The CEO of FedEx challenged the publisher of The New York Times to a public debate after the paper published a story he asserted got basic facts wrong.
“Pertinent to this outrageous distortion of the truth is the fact that unlike FedEx, the New York Times paid zero federal income tax in 2017 on earnings of $111 million, and only $30 million in 2018—18 percent of their pretax book income. Also in 2018 the New York Times cut their capital investments nearly in half to $57 million, which equates to a rounding error when compared to the $6 billion of capital that FedEx invested in the U.S. economy during that same year.”
Smith then issued his challenge.
“I hereby challenge A.G. Sulzberger, publisher of the New York Times and the business section editor to a public debate in Washington, DC with me and the FedEx corporate vice president of tax. The focus of the debate should be federal tax policy and the relative societal benefits of business investments and the enormous intended benefits to the United States economy, especially lower and middle class wage earners. I look forward to promptly hearing from Mr. Sulzberger and scheduling this open event to bring further public awareness of the facts related to these important issues.”
Tax Cuts and Investments
The article in question stated that FedEx owed zero dollars in taxes in the 2018 fiscal year, citing financial filings. Writers said the company reaped more than $1.5 billion from the Tax Cuts and Jobs Act, which the company lobbied for and which President Donald Trump signed into law in 2017.The tax cut FedEx received didn’t translate to increased capital investment promised by Smith, the article stated, noting that in fiscal year 2018, FedEx spent “$240 million less on capital investments than it predicted it would in December 2017” and the spending “declined by nearly $175 million in fiscal 2019.”
FedEx regularly undershoots or overshoots its capital spending forecasts by hundreds of millions. While it undershot its 2018 forecast, it hiked capital investment that year to nearly $5.7 billion, up more than $550 million from the year before. In 2019, it invested nearly $5.5 billion. As its last sentence, the New York Times article quotes Matthew Gardner, an analyst at the left-leaning Institute on Taxation and Economic Policy as saying that “it’s just impossible to know” whether a connection can be drawn between the tax breaks and FedEx’s actions.
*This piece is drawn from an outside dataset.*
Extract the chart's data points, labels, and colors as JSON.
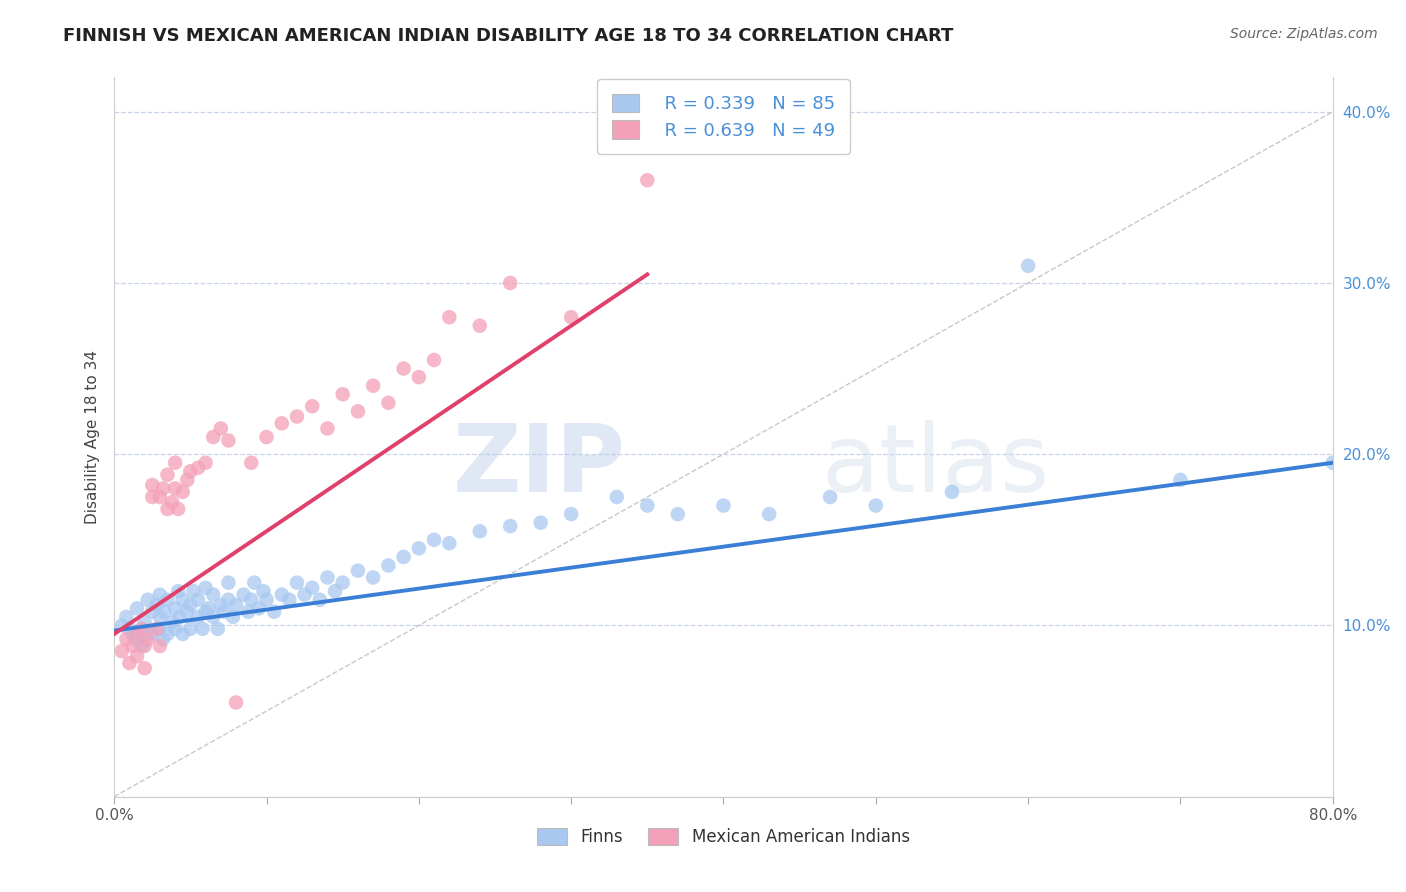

“FedEx invested billions in capital items eligible for accelerated depreciation and made large contributions to our employee pension plans. These factors have temporarily lowered our federal income tax, which was the law’s intention to help grow GDP, create jobs, and increase wages,” FedEx responded in a statement.
One of the authors of the New York Times article, Ben Casselman, wrote on his Twitter account that it was “worth noting we repeatedly asked to interview Mr. Smith about exactly these issues for this story, and FedEx refused to make him available,” in response to another user posting a screenshot of Smith’s statement.
But FedEx Public Affairs said Casselman was not being truthful. “Worth noting that is not true. We did not receive any requests to speak with Mr. Smith, but he will discuss exactly these issues when @nytimes agrees to debate,” it stated.
Another reporter, Peter Eavis, noted the “strong response” to the article and said that “basically all the numbers came from companies’ annual reports.”